Jörn Kabisch Angezapft
: Gose, das Bier zum Spargel

Foto: privat

Leute, es gibt Spargel! Endlich! Mein erstes Mal am vorigen Wochenende war wie Ende des Lockdowns und erste Impfung zusammen. Schluss mit Gulasch und Kartoffelstampf oder Linseneintopf mit Würstchen. Diese Gerichte sind wie dicke Wollsocken: lange gemütlich, aber irgendwann ist es einfach zu warm dafür.

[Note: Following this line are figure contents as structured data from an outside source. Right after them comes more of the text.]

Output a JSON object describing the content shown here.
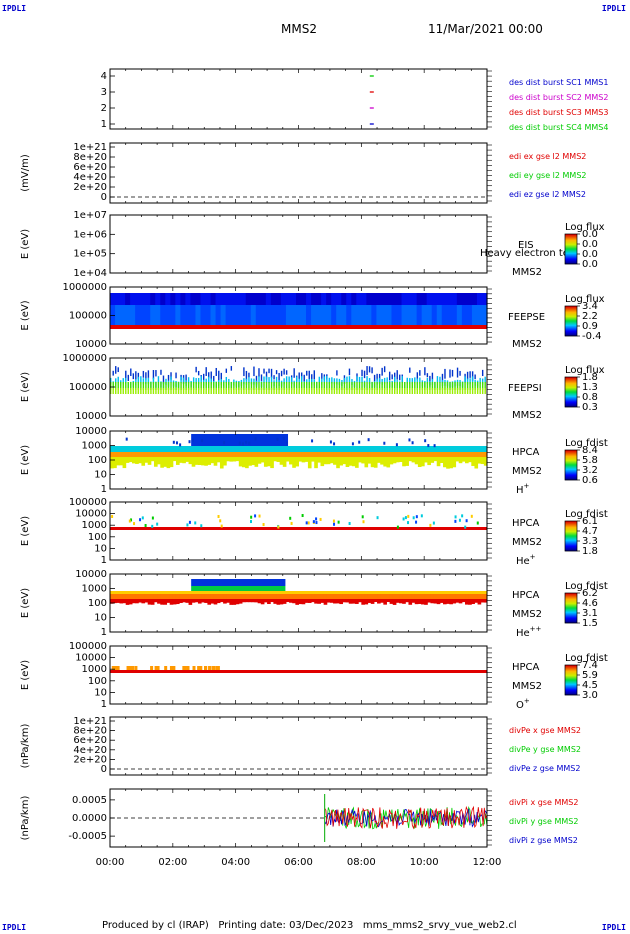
{
  "corner_marks": {
    "tl": "IPDLI",
    "tr": "IPDLI",
    "bl": "IPDLI",
    "br": "IPDLI"
  },
  "header": {
    "spacecraft": "MMS2",
    "date": "11/Mar/2021 00:00"
  },
  "footer": {
    "text": "Produced by cl (IRAP)   Printing date: 03/Dec/2023   mms_mms2_srvy_vue_web2.cl"
  },
  "x_axis": {
    "ticks": [
      "00:00",
      "02:00",
      "04:00",
      "06:00",
      "08:00",
      "10:00",
      "12:00"
    ]
  },
  "colors": {
    "blue": "#0000cc",
    "magenta": "#cc00cc",
    "red": "#e00000",
    "green": "#00cc00"
  },
  "chart_data": [
    {
      "type": "line",
      "id": "burst",
      "ylabel": "",
      "yticks": [
        "4",
        "3",
        "2",
        "1"
      ],
      "legend": [
        {
          "text": "des dist burst SC1 MMS1",
          "color": "#0000cc"
        },
        {
          "text": "des dist burst SC2 MMS2",
          "color": "#cc00cc"
        },
        {
          "text": "des dist burst SC3 MMS3",
          "color": "#e00000"
        },
        {
          "text": "des dist burst SC4 MMS4",
          "color": "#00cc00"
        }
      ],
      "series": [
        {
          "name": "SC1",
          "x": [
            "08:20"
          ],
          "y": [
            1
          ]
        },
        {
          "name": "SC2",
          "x": [
            "08:20"
          ],
          "y": [
            2
          ]
        },
        {
          "name": "SC3",
          "x": [
            "08:20"
          ],
          "y": [
            3
          ]
        },
        {
          "name": "SC4",
          "x": [
            "08:20"
          ],
          "y": [
            4
          ]
        }
      ]
    },
    {
      "type": "line",
      "id": "edi",
      "ylabel": "(mV/m)",
      "yticks": [
        "1e+21",
        "8e+20",
        "6e+20",
        "4e+20",
        "2e+20",
        "0"
      ],
      "legend": [
        {
          "text": "edi ex gse l2 MMS2",
          "color": "#e00000"
        },
        {
          "text": "edi ey gse l2 MMS2",
          "color": "#00cc00"
        },
        {
          "text": "edi ez gse l2 MMS2",
          "color": "#0000cc"
        }
      ]
    },
    {
      "type": "heatmap",
      "id": "eis",
      "ylabel": "E (eV)",
      "yticks": [
        "1e+07",
        "1e+06",
        "1e+05",
        "1e+04"
      ],
      "instrument": "EIS",
      "species": "Heavy electron te",
      "sc": "MMS2",
      "cbar_title": "Log flux",
      "cbar_ticks": [
        "0.0",
        "0.0",
        "0.0",
        "0.0"
      ]
    },
    {
      "type": "heatmap",
      "id": "feepse",
      "ylabel": "E (eV)",
      "yticks": [
        "1000000",
        "100000",
        "10000"
      ],
      "instrument": "FEEPSE",
      "sc": "MMS2",
      "cbar_title": "Log flux",
      "cbar_ticks": [
        "3.4",
        "2.2",
        "0.9",
        "-0.4"
      ]
    },
    {
      "type": "heatmap",
      "id": "feepsi",
      "ylabel": "E (eV)",
      "yticks": [
        "1000000",
        "100000",
        "10000"
      ],
      "instrument": "FEEPSI",
      "sc": "MMS2",
      "cbar_title": "Log flux",
      "cbar_ticks": [
        "1.8",
        "1.3",
        "0.8",
        "0.3"
      ]
    },
    {
      "type": "heatmap",
      "id": "hpca_h",
      "ylabel": "E (eV)",
      "yticks": [
        "10000",
        "1000",
        "100",
        "10",
        "1"
      ],
      "instrument": "HPCA",
      "sc": "MMS2",
      "species": "H",
      "species_sup": "+",
      "cbar_title": "Log fdist",
      "cbar_ticks": [
        "8.4",
        "5.8",
        "3.2",
        "0.6"
      ]
    },
    {
      "type": "heatmap",
      "id": "hpca_he",
      "ylabel": "E (eV)",
      "yticks": [
        "100000",
        "10000",
        "1000",
        "100",
        "10",
        "1"
      ],
      "instrument": "HPCA",
      "sc": "MMS2",
      "species": "He",
      "species_sup": "+",
      "cbar_title": "Log fdist",
      "cbar_ticks": [
        "6.1",
        "4.7",
        "3.3",
        "1.8"
      ]
    },
    {
      "type": "heatmap",
      "id": "hpca_hepp",
      "ylabel": "E (eV)",
      "yticks": [
        "10000",
        "1000",
        "100",
        "10",
        "1"
      ],
      "instrument": "HPCA",
      "sc": "MMS2",
      "species": "He",
      "species_sup": "++",
      "cbar_title": "Log fdist",
      "cbar_ticks": [
        "6.2",
        "4.6",
        "3.1",
        "1.5"
      ]
    },
    {
      "type": "heatmap",
      "id": "hpca_o",
      "ylabel": "E (eV)",
      "yticks": [
        "100000",
        "10000",
        "1000",
        "100",
        "10",
        "1"
      ],
      "instrument": "HPCA",
      "sc": "MMS2",
      "species": "O",
      "species_sup": "+",
      "cbar_title": "Log fdist",
      "cbar_ticks": [
        "7.4",
        "5.9",
        "4.5",
        "3.0"
      ]
    },
    {
      "type": "line",
      "id": "divpe",
      "ylabel": "(nPa/km)",
      "yticks": [
        "1e+21",
        "8e+20",
        "6e+20",
        "4e+20",
        "2e+20",
        "0"
      ],
      "legend": [
        {
          "text": "divPe x gse MMS2",
          "color": "#e00000"
        },
        {
          "text": "divPe y gse MMS2",
          "color": "#00cc00"
        },
        {
          "text": "divPe z gse MMS2",
          "color": "#0000cc"
        }
      ]
    },
    {
      "type": "line",
      "id": "divpi",
      "ylabel": "(nPa/km)",
      "yticks": [
        "0.0005",
        "0.0000",
        "-0.0005"
      ],
      "ylim": [
        -0.0008,
        0.0008
      ],
      "legend": [
        {
          "text": "divPi x gse MMS2",
          "color": "#e00000"
        },
        {
          "text": "divPi y gse MMS2",
          "color": "#00cc00"
        },
        {
          "text": "divPi z gse MMS2",
          "color": "#0000cc"
        }
      ],
      "data_start": "06:50",
      "data_end": "12:00",
      "amplitude": 0.0003
    }
  ]
}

Geht es um Spargel, denk ich inzwischen an Bier. Genauso wie andere Leute bei Philharmonie an Piccolo-Sekt denken, bei Flugzeugen an Tomatensaft und bei Tante Inge an Rooibos-Vanille-Tee. Ich bin da etwas spezifischer: Mir fällt bei Muscheln Stout ein, bei Blauschimmelkäse India Pale Ale und bei Spargel: Gose.

Gose ist der Spargel des Bieres – jung, knackig, grün, leicht bitter-süßlich. Wie viel das Bier und das Gemüse geschmacklich miteinander zu tun haben, ist mir so richtig erst im vorigen Jahr aufgegangen, als ich Spargel milchsauer eingelegt habe. Nach drei Tagen Fermentation in der Salzlake dachte ich: Hammer, wie Gose, nur zum Essen.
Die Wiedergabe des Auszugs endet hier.